Re-analysis shows that school closures would lead to lower demand for ICU beds at the cost of more deaths long term from covid-19
Several predictions made by experts ahead of the UK-wide lockdown in March are confirmed in a detailed re-analysis of the data published by The BMJ today.
A report produced by researchers from Imperial College London was reported to be the main evidence behind lockdown decisions taken by the UK government in March 2020.
The Imperial College report was based on a detailed model of interactions between people in the UK. The model predicted how the virus would spread, how the NHS would be affected, and how many would die in different scenarios.
Now researchers at the University of Edinburgh have re-analysed the results from this report using updated data in a detailed simulation model (“CovidSim”).
The new analysis confirms that information used by the SAGE advisory committee to advise on lockdown showed that school closures would result in more overall covid-19 deaths than no school closures, and that social distancing in the over 70s only would be more effective in reducing covid-19 deaths than general social distancing.
It also confirms that none of the proposed mitigation strategies modelled in the original report, apart from effective implementation of a vaccine, would reduce the predicted total number of covid-19 deaths in the UK below 200,000, more than three times the current number.
Their analysis suggests that the interventions implemented in March gave the best possible outcome in terms of reducing peak demand for intensive care unit (ICU) beds, but were also known to prolong the epidemic, resulting in more long-term covid-19 deaths unless an effective vaccination programme is implemented.
It confirms that adding school and university closures to other measures (case isolation, household quarantine, and social distancing in people older than 70) would increase the overall total number of covid-19 deaths compared with no closures.
It supports the projection that while general social distancing would reduce the number of covid-19 cases, it would increase the total number of deaths compared with social distancing of over 70s only.
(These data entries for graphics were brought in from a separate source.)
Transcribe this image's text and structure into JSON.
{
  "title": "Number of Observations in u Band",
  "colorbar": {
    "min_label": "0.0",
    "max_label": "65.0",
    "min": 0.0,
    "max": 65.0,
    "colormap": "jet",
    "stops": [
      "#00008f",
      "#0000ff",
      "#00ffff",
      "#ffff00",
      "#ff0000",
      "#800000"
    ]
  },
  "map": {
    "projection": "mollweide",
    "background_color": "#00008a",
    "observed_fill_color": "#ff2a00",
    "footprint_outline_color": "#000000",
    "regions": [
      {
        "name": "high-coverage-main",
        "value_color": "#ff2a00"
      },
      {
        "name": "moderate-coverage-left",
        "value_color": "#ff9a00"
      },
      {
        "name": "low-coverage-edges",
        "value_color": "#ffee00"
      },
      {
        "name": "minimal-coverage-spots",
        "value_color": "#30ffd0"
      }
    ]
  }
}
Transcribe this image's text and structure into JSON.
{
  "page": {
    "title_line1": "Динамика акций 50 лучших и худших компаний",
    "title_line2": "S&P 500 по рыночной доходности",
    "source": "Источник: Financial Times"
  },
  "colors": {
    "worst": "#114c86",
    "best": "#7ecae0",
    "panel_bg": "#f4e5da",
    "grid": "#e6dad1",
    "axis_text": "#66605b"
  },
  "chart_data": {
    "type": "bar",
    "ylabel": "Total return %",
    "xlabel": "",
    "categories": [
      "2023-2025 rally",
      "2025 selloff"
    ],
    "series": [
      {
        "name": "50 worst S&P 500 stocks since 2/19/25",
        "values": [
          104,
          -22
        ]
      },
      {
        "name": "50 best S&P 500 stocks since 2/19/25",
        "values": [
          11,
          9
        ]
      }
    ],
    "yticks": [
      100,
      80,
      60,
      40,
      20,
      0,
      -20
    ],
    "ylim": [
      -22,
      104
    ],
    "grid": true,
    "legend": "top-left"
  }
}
This is because covid-19 related deaths are highly skewed towards older age groups.
Over 97% of covid deaths occur in over 65s, compared with 5% for Spanish ‘flu. As such, they conclude that mitigating a covid-19 epidemic “requires a different strategy from an influenza epidemic, with more focus on shielding elderly and vulnerable people.”
The model clearly predicts a second wave, initially growing more slowly, but becoming larger than the first unless interventions are reimplemented. The researchers stress that currently available data are insufficient to reliably predict exactly where localised spikes will occur.
Nevertheless, they point out that UK policy advice has concentrated on reducing the total number of covid-19 cases, not the number of deaths. Strategies which minimise deaths “involve focusing stricter social distancing measures on care homes where people are likely to die rather than schools where they are not.”
In all mitigation scenarios, epidemics modelled using CovidSim eventually finish with widespread infection and immunity, and the final death toll depends primarily on the age distribution of those infected and not the total number, they write.